NVIDIA 304.51 Linux Graphics Driver Released
Phoronix: NVIDIA 304.51 Linux Graphics Driver Released
NVIDIA has released an updated proprietary Linux graphics driver...
Without Optimus support the Nvidia chip embedded in my laptop remains unusable... Nvidia Linux team should really focus on the blocking feature first.
On the contrary, I'm happy to get bug fixes!
Seen it every time now so maybe it's worth a note... It might probably help if you could post links to both 32bit and 64bit driver versions, not just the latter...
I still have to turn off composite when running certain things. How long has this been going on for?
Unfortunately, every single compositor in linux doesn't work properly with Nvidia.
Originally Posted by storma
All Xrender compositors have tearing because xrender extensions doesn't support vsync, and xorg never added support for it.
Most openlgl compositors also have issues. Kwin and Mutter tears with vsync, Compiz have terrible performance while dragging windows and also playing games.
The only opengl compositor that works as it should is E17 compositor, but it's not standalone and I don't like E17.
Dev's never bothered to fix these problems and blame Nvidia drivers for their incompetence. Windows have a perfect composite desktop with no performance hit and is tear free, so don't blame Nvidia drivers.
Weston compositor is the last hope of getting this fixed.
Yeah... or how about simply working even when Optimus is disabled. My Thinkpad T520's firmware settings can be configured for integrated, discrete, or Optimus. When I choose discrete, the Nouveau drivers for X will load fine, but the nVidia binary blob won't.
Originally Posted by spykes
One thing's for sure... when Steam for Linux comes out... I'll be sticking with Windows.
I must say I'm concerned about the lasting "first impressions" impact there will be when Steam for Linux is released... hmm, let me explain what I mean.
Originally Posted by johnc
There's quite a few people at my work who have now switched to Linux, including one who was pretty much a hard-core brainwashed Windows user just a few years back. I've noticed that due to my using different Linux variants for a while now that I've just become used to all the little niggling issues that need to be worked around, and I first buy hardware that I know will perform well in Linux. People new to the OS don't know straight up that hardware X or driver Y might not work well for gaming.
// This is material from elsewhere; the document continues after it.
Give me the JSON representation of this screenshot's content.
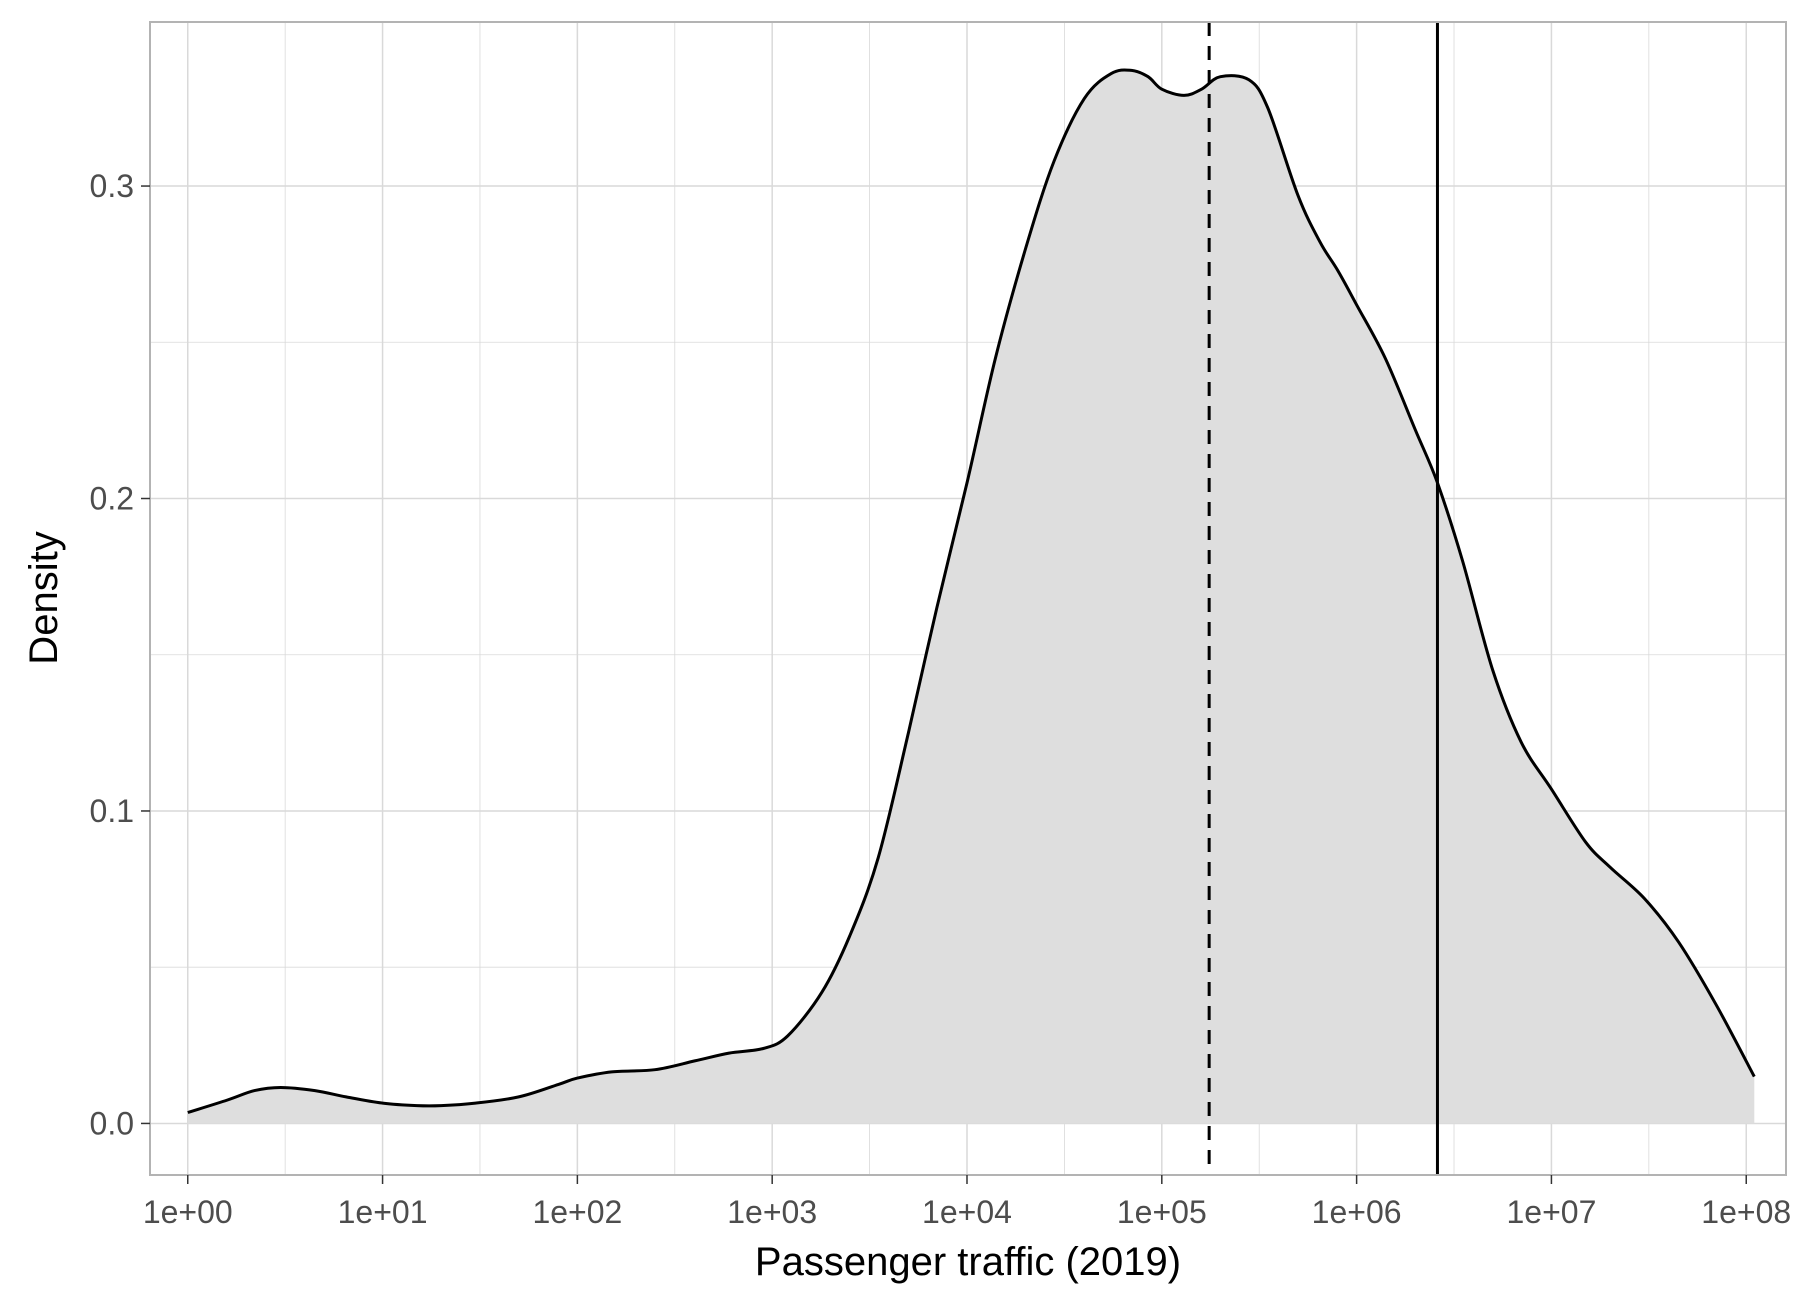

I have had numerous questions from newcomers and many disappointed looks when they come across problem after problem such as graphics driver woes, dependency problems, even simple things like ALT+TAB not working while gaming (lots of UT2004 players at my office)...
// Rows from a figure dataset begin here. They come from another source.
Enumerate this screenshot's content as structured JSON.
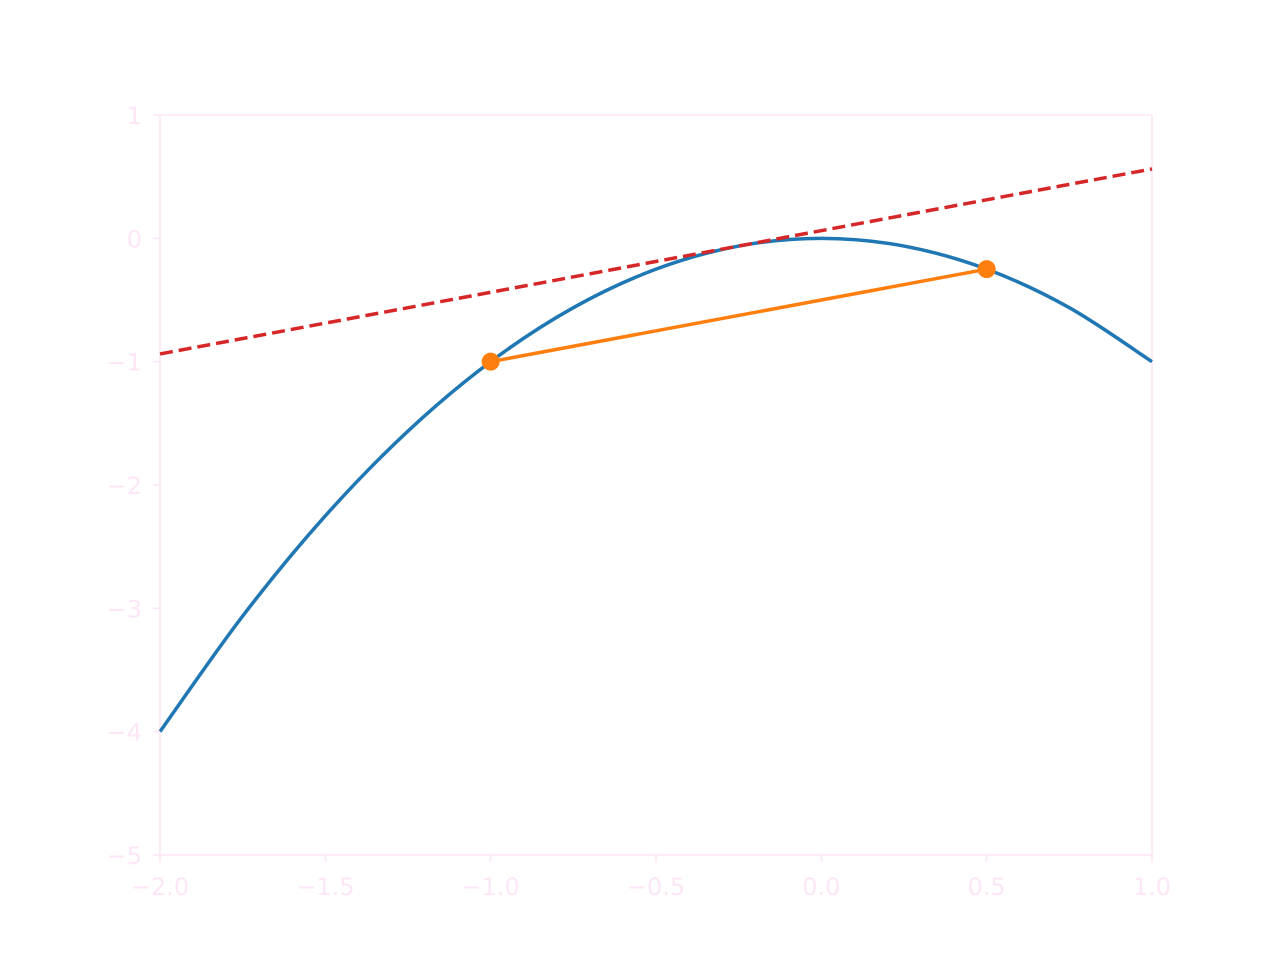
{
  "chart_data": {
    "type": "line",
    "title": "",
    "xlabel": "",
    "ylabel": "",
    "xlim": [
      -2.0,
      1.0
    ],
    "ylim": [
      -5,
      1
    ],
    "x_ticks": [
      {
        "value": -2.0,
        "label": "−2.0"
      },
      {
        "value": -1.5,
        "label": "−1.5"
      },
      {
        "value": -1.0,
        "label": "−1.0"
      },
      {
        "value": -0.5,
        "label": "−0.5"
      },
      {
        "value": 0.0,
        "label": "0.0"
      },
      {
        "value": 0.5,
        "label": "0.5"
      },
      {
        "value": 1.0,
        "label": "1.0"
      }
    ],
    "y_ticks": [
      {
        "value": 1,
        "label": "1"
      },
      {
        "value": 0,
        "label": "0"
      },
      {
        "value": -1,
        "label": "−1"
      },
      {
        "value": -2,
        "label": "−2"
      },
      {
        "value": -3,
        "label": "−3"
      },
      {
        "value": -4,
        "label": "−4"
      },
      {
        "value": -5,
        "label": "−5"
      }
    ],
    "grid": false,
    "legend": "none",
    "axis_color": "#fde6f7",
    "series": [
      {
        "style": "solid",
        "color": "#1f77b4",
        "x": [
          -2.0,
          -1.75,
          -1.5,
          -1.25,
          -1.0,
          -0.75,
          -0.5,
          -0.25,
          0.0,
          0.25,
          0.5,
          0.75,
          1.0
        ],
        "y": [
          -4.0,
          -3.0625,
          -2.25,
          -1.5625,
          -1.0,
          -0.5625,
          -0.25,
          -0.0625,
          0.0,
          -0.0625,
          -0.25,
          -0.5625,
          -1.0
        ]
      },
      {
        "style": "solid",
        "color": "#ff7f0e",
        "markers": true,
        "x": [
          -1.0,
          0.5
        ],
        "y": [
          -1.0,
          -0.25
        ]
      },
      {
        "style": "dashed",
        "color": "#d62728",
        "x": [
          -2.0,
          1.0
        ],
        "y": [
          -0.9375,
          0.5625
        ]
      }
    ]
  }
}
I'm worried that Steam for Linux might convince a number of people to try out Linux, but when they do try it they'll have problem X (e.g. no direct rendering from their discrete card due to lack of support for an Optimus setup) which will leave a bad taste in their mouth when they don't know how to solve it or work around it.
</end offtopic rant>
IME it has nothing to do with hardware X or driver Y.
What used to simply "just work" in Ubuntu 10.10 / 11.04 does not, at all, work anymore. It just doesn't work. I don't know how else to explain it. It's like the Apple philosophy reversed. Despite the 400 million trillion patches sent out for unity / compiz, the OS just plain simply does not work, especially for gaming.
Just the other day I had to dip into XBMC to check something out and that's when I realized that the program is absolutely, 100% completely unusable in Ubuntu 12.04 (w/ -proposed repository for the latest unity updates). Literally so choppy as to be unusable -- on a Core i7 w/ a GeForce 570. This program used to be 100% smooth and flawless on 11.04.
So between the ridiculous tearing, awful performance, desktop that doesn't work and the fact that game selections will be limited, I see no reason to move my gaming experience to something far far inferior.
In the 10.10 days I could play Doom3 without any problems, but that's not the case anymore.
Or maybe it's just time to dump Ubuntu. I thought it was supposed to be the "Linux for human beings".